Uma juíza do TRT (Tribunal Regional do Trabalho) da 17ª Região usou a jurisprudência do STF (Supremo Tribunal Federal) sobre prisão em 2ª instância para justificar uma execução trabalhista.

Na ação, um engenheiro de uma empresa do ramo de projetos industriais reclamava horas extras e adicional de periculosidade por exercer atividade de manutenção em gasômetro de armazenamento de monóxido de carbono. A ação foi julgada parcialmente procedente na primeira instância, e a 2ª turma do TRT da região concluiu "inafastável" o direito ao recebimento do adicional.

Germana de Morelo, juíza substituta da 9ª Vara do Trabalho de Vitória (ES), determinou, então, a execução em caráter definitivo da penhora eletrônica de ativos da empresa até o limite da dívida estabelecida,  "por analogia à decisão do STF que firmou o entendimento, em Habeas Corpus 126.292, da possibilidade de execução de sentença penal condenatória por Tribunal de Segundo Grau", escreveu Morelo.

Segundo a juíza, o entendimento do STF deve ser estendido à execução trabalhista com a alienação de bens e pagamento dos valores devidos ao credor "quando superadas as instâncias primárias, ante a ausência de efeito suspensivo dos recursos aos Tribunais Superiores." Morelo diz ainda ser "evidente que direito à propriedade não se sobrepõe ao da liberdade."

Em 2016, o STF alterou a jurisprudência, com o julgamento do habeas corpus citado por Morelo, e passou a permitir a execução de sentença penal condenatória confirmada em 2º instância. Desde 2009, o tribunal entendia que a pena só poderia começar a ser cumprida após o trânsito em julgado, ou seja, quando esgotados todos os recursos.

O tema voltou ao debate neste ano, com o julgamento do Supremo que negou, em 4 de abril, habeas corpus preventivo ao ex-presidente Lula.
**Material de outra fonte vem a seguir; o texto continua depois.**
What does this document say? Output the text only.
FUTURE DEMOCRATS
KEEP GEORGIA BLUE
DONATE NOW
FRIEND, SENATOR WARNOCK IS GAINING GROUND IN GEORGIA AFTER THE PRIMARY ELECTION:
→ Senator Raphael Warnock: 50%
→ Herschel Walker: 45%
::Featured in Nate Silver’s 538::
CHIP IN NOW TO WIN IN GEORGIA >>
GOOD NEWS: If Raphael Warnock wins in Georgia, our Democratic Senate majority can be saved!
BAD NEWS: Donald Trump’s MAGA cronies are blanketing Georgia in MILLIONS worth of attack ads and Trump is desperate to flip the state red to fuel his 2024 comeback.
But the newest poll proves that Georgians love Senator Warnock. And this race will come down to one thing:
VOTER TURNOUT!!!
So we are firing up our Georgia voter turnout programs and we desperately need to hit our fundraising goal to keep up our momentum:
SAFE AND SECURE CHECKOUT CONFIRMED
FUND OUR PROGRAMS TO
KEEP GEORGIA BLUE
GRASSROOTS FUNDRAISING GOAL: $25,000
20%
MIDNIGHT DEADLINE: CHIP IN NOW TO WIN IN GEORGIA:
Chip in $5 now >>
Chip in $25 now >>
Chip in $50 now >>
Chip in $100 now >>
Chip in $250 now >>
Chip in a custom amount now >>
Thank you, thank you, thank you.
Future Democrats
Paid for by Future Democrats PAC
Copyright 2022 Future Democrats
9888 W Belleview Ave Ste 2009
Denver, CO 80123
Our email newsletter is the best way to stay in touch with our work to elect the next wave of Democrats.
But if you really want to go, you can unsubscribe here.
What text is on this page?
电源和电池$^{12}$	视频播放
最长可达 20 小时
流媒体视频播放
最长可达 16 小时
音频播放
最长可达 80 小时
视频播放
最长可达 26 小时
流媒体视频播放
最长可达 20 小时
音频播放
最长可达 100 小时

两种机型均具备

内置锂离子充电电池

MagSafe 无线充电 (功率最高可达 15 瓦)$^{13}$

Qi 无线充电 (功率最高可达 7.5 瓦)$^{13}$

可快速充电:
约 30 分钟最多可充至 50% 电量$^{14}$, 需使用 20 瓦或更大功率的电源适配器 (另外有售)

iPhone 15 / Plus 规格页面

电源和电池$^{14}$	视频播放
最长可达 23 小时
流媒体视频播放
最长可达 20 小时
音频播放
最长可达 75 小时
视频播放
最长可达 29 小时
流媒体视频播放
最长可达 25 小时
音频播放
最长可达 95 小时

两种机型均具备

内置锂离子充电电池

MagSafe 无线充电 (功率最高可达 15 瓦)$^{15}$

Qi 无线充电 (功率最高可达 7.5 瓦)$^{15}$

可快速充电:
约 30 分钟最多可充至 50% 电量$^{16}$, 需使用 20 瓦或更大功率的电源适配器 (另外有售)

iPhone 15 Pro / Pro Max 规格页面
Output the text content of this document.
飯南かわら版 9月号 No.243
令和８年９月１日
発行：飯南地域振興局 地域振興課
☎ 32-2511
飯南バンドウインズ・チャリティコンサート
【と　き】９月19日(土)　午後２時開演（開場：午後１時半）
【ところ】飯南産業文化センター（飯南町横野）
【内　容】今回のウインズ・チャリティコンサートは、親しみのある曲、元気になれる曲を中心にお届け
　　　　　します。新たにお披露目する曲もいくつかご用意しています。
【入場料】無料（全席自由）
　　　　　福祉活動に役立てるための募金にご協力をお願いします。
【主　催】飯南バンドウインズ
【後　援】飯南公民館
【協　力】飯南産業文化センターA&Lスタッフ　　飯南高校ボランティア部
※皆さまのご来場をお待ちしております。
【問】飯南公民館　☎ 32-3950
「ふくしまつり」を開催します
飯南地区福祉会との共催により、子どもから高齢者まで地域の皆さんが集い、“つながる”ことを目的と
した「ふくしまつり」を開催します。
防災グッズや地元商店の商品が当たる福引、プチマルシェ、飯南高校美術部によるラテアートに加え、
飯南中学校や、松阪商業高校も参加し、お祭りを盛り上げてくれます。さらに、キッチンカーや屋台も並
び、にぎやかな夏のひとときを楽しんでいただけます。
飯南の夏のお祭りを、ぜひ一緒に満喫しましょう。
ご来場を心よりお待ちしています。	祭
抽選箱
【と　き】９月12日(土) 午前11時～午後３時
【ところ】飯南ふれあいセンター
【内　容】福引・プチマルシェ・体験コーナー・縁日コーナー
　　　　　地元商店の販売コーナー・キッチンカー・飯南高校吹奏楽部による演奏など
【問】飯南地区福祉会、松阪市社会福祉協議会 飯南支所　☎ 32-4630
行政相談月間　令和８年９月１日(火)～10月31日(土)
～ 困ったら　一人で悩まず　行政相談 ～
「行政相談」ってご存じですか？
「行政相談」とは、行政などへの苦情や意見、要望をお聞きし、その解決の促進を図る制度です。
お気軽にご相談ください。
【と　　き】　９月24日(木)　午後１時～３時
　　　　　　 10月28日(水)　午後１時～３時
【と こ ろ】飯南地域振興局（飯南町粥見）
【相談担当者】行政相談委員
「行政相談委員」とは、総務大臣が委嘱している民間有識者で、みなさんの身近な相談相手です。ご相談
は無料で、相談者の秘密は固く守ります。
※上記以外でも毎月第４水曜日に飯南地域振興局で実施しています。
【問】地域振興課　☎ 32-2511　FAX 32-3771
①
O petista acabou preso no dia 7, após ser condenado a 12 anos e um mês de detenção pelo TRF-4 (Tribunal Regional Federal da 4ª Região) por corrupção e lavagem de dinheiro no caso do tríplex de Guarujá (SP).

"A tese não é absurda. Se o bem maior, que é a liberdade do indivíduo, pode ser desde logo comprometido com duas decisões, mesmo com a possibilidade de reforma de decisão nas instâncias posteriores, por que isso não valeria para bens hierarquicamente menos relevantes do ponto de vista constitucional, como o patrimônio?", avalia o juiz Guilherme Guimarães Feliciano, presidente de Anamatra (Associação Nacional dos Magistrados da Justiça do Trabalho).

Para Otavio Pinto e Silva, professor da USP e sócio do escritório Siqueira Castro, no entanto, a comparação não é válida, porque o rito do processo penal é diferente do trabalhista, e tal interpretação iria contra a CLT. Além disso, diz, a legislação do trabalho já prevê a possibilidade de execução da sentença até a penhora. 

"Pela CLT, o juiz já está autorizado, e nem precisa esperar chegar à segunda instância, a praticar os atos necessários para garantir o pagamento, inclusive pela penhora de bens. A penhora é uma garantia futura, não a efetivação do pagamento. A decisão citada parece sustentar que poderia ser liberado para pagamento o valor penhorado, enquanto é aguardado recurso, dando uma interpretação do Supremo para atribuir um fim que não está previsto na lei trabalhista", diz Silva.

O pagamento de adicional de periculosidade ao engenheiro deve ser feito sobre aviso prévio, férias mais 1/3, 13º salário, horas extras e FGTS mais 40% da multa, determinou o colegiado.

Morelo afirmou que a execução da penhora não prejudica a audiência de conciliação entre as partes, marcada para quinta-feira (19).

"A empresa está analisando quais serão as medidas adotadas, uma vez que o despacho da forma como apresentado carece de uma análise mais profunda", afirmou Leonardo Lage da Motta, advogado da empresa.

Feliciano diz não crer que esse tipo de analogia se tornará a tese majoritária, mas que poderão eventualmente ser identificadas hipóteses em que a jurisprudência do STF valeria para a Justiça do trabalho, como em ações de natureza alimentícia, por exemplo, envolvendo salários. 

A assessoria de comunicação do TRT da 17ª Região informou que Morelo não pode se pronunciar porque artigo da Loman (Lei da Magistratura Nacional) impede o magistrado de se manifestar sobre causas em andamento.

A reportagem não conseguiu contato com o advogado do funcionário.